The first line reads: She sits on the bed with a helpless expression. What is your name? Auguste. Last name? Auguste. What is your husband’s name? Auguste, I think. The 32 pages of medical records that follow are the oldest medical description of Alzheimer’s disease. Psychiatrist Konrad Maurer and his colleagues at Johann Wolfgang Goethe University in Frankfurt found the file in their hospital’s archive, where it had been missing for nearly 90 years, and published excerpts from it last May in The Lancet. The notes, in a cramped, archaic German script, were written by Alois Alzheimer—the physician who first described the disease.
His patient, Auguste D., was a 51-year-old woman who had suffered fits of paranoid jealousy and memory lapses so disturbing that her family finally brought her to a local hospital known as the Castle of the Insane. Over the next four years Alzheimer tracked her condition. Upon her death he examined her brain tissue and found the distinctive lesions that are now hallmarks of the disease.

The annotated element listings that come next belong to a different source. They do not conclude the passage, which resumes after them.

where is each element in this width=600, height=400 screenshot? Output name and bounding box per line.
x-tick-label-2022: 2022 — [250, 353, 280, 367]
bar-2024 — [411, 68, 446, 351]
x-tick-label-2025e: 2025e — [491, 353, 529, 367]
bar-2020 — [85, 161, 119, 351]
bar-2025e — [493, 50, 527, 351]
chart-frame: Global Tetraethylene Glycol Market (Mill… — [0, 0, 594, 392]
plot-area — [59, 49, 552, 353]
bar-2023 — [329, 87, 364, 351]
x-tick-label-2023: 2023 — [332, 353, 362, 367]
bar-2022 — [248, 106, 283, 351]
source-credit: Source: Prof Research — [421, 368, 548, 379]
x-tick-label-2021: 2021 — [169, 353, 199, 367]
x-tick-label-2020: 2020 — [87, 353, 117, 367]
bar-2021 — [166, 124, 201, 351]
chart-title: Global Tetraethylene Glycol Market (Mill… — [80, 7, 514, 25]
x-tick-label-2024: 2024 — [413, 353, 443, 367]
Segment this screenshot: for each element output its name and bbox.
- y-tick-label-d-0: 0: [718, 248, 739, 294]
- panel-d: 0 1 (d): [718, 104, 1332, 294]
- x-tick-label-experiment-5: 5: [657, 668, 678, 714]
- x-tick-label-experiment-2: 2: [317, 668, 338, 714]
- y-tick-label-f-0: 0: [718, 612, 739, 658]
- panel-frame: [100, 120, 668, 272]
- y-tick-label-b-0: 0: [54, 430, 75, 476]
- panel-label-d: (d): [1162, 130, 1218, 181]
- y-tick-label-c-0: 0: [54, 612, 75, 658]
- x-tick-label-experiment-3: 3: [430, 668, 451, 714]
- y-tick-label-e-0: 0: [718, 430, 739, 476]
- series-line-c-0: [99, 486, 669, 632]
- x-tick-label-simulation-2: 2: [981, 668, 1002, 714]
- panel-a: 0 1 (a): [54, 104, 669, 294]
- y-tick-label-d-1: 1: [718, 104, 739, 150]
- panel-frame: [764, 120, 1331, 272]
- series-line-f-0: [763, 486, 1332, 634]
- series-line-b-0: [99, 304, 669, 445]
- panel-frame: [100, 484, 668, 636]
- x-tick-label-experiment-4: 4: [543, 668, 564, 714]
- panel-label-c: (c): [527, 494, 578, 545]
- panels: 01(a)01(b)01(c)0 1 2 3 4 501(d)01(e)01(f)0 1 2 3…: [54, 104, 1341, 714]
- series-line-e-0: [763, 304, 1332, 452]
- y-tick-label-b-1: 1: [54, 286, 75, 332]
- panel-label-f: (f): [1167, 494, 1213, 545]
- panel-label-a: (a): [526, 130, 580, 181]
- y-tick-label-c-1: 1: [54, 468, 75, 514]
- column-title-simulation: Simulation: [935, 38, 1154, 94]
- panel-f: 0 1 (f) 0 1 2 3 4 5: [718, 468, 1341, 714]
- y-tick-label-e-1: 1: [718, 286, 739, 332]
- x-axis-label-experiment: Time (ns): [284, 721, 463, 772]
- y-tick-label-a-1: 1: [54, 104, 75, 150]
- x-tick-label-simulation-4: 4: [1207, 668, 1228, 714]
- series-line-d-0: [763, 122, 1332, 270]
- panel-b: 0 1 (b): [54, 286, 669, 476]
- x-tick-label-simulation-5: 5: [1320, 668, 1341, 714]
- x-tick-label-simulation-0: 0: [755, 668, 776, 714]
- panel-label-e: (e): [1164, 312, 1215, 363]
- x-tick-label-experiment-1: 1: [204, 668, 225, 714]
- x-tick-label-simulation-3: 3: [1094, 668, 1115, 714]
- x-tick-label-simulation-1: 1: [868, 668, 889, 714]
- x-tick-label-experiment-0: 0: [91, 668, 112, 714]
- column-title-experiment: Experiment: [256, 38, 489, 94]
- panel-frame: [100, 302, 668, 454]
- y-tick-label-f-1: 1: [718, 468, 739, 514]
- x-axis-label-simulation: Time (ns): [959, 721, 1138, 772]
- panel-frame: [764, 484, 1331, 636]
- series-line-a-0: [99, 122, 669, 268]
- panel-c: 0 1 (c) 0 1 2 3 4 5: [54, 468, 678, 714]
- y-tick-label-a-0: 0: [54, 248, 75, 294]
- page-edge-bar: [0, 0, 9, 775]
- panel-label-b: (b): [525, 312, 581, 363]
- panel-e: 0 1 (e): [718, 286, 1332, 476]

Today Alzheimer’s afflicts some 4 million Americans. Although it still cannot be cured, or even treated very well, several recent studies hint that some treatments—from estrogen to vitamin E to anti-inflammatory drugs—can reduce either the risk of developing the disorder or its symptoms. And more is being learned about its distinctive pathology. This past year, for instance, researchers discovered a new kind of lesion in Alzheimer’s patients. A genetic study also pinpointed a mutation that is present in some 60 percent of them—a mutation in the dna of mitochondria, the energy-producing organelles of the cells.
But nearly a century ago, it was Alois Alzheimer who first described the disease and in so doing became one of the first physicians to offer a biological basis for a psychiatric condition. Finding the file, Maurer says, is like holding history in your hands.